The study of non-collapsing measurements was initiated by Aaronson, Bouland, Fitzsimons, and Lee, who showed that BQP, when equipped with the ability to perform non-collapsing measurements (denoted as PDQP), contains both BQP and SZK, yet still requires $\Omega (N^{1/4})$ queries to find an element in an unsorted list. By formulating an alternative equivalent model of PDQP, we prove the positive weighted adversary method, obtaining a variety of new lower bounds and establishing a trade-off between queries and non-collapsing measurements.
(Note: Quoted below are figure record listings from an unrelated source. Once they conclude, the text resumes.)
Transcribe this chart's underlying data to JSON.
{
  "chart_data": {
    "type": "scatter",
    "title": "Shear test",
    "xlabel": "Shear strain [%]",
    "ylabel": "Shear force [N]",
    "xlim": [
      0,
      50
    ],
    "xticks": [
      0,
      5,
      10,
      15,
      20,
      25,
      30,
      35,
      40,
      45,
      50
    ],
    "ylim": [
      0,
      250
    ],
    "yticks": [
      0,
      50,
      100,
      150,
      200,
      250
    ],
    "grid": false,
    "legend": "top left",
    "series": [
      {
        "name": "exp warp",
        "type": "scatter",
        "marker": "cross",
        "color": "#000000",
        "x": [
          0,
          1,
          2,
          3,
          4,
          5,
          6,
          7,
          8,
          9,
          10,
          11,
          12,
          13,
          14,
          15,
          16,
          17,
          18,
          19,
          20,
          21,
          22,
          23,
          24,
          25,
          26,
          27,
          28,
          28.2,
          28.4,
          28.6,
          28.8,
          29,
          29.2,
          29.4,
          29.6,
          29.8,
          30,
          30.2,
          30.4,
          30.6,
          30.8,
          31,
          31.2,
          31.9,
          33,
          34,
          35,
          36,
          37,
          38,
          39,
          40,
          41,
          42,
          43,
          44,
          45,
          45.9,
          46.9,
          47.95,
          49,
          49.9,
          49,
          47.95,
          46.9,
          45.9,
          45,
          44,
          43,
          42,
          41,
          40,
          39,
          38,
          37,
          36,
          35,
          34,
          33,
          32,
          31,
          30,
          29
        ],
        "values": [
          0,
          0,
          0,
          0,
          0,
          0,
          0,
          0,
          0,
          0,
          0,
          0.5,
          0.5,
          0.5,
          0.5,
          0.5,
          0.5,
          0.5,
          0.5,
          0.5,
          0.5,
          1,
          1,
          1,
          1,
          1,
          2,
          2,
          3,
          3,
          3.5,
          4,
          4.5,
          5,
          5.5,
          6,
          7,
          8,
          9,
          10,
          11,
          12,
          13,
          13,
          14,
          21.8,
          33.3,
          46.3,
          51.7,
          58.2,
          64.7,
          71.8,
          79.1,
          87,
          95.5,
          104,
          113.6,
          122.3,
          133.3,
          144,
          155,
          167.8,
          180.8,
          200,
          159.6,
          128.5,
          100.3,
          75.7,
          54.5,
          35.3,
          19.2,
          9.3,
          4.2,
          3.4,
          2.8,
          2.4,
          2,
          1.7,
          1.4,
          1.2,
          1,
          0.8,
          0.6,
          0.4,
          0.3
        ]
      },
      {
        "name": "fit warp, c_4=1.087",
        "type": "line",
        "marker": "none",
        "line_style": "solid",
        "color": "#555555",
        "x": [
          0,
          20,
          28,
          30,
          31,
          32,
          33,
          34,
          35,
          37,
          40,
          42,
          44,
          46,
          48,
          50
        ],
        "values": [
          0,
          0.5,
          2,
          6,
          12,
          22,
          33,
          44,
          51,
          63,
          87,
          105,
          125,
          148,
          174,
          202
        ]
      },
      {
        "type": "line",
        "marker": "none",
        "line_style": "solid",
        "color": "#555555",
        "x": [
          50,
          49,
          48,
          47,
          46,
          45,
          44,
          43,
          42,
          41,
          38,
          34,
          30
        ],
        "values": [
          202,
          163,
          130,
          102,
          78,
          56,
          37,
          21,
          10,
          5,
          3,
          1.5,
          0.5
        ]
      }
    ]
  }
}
The method allows us to examine the well-studied majority and element distinctness problems, while also tightening the bound for the search problem to $\Theta (N^{1/3})$. Additionally, we explore related settings, obtaining tight bounds in BQP with the ability to copy arbitrary states (called CBQP) and PDQP with non-adaptive queries.

翻译：非坍缩测量的研究由Aaronson、Bouland、Fitzsimons和Lee开创，他们证明了当BQP具备执行非坍缩测量的能力（记为PDQP）时，该复杂性类同时包含BQP和SZK，但仍需$\Omega (N^{1/4})$次查询才能在一个无序列表中找到一个元素。通过构建PDQP的一种替代等价模型，我们证明了正权重对抗方法，从而获得了一系列新的下界，并建立了查询次数与非坍缩测量次数之间的权衡关系。该方法使我们能够深入分析已被广泛研究的多数据问题和元素互异性问题，同时将搜索问题的下界收紧至$\Theta (N^{1/3})$。此外，我们探索了相关设置，在具备任意态复制能力的BQP（称为CBQP）以及非自适应查询的PDQP中获得了紧致界。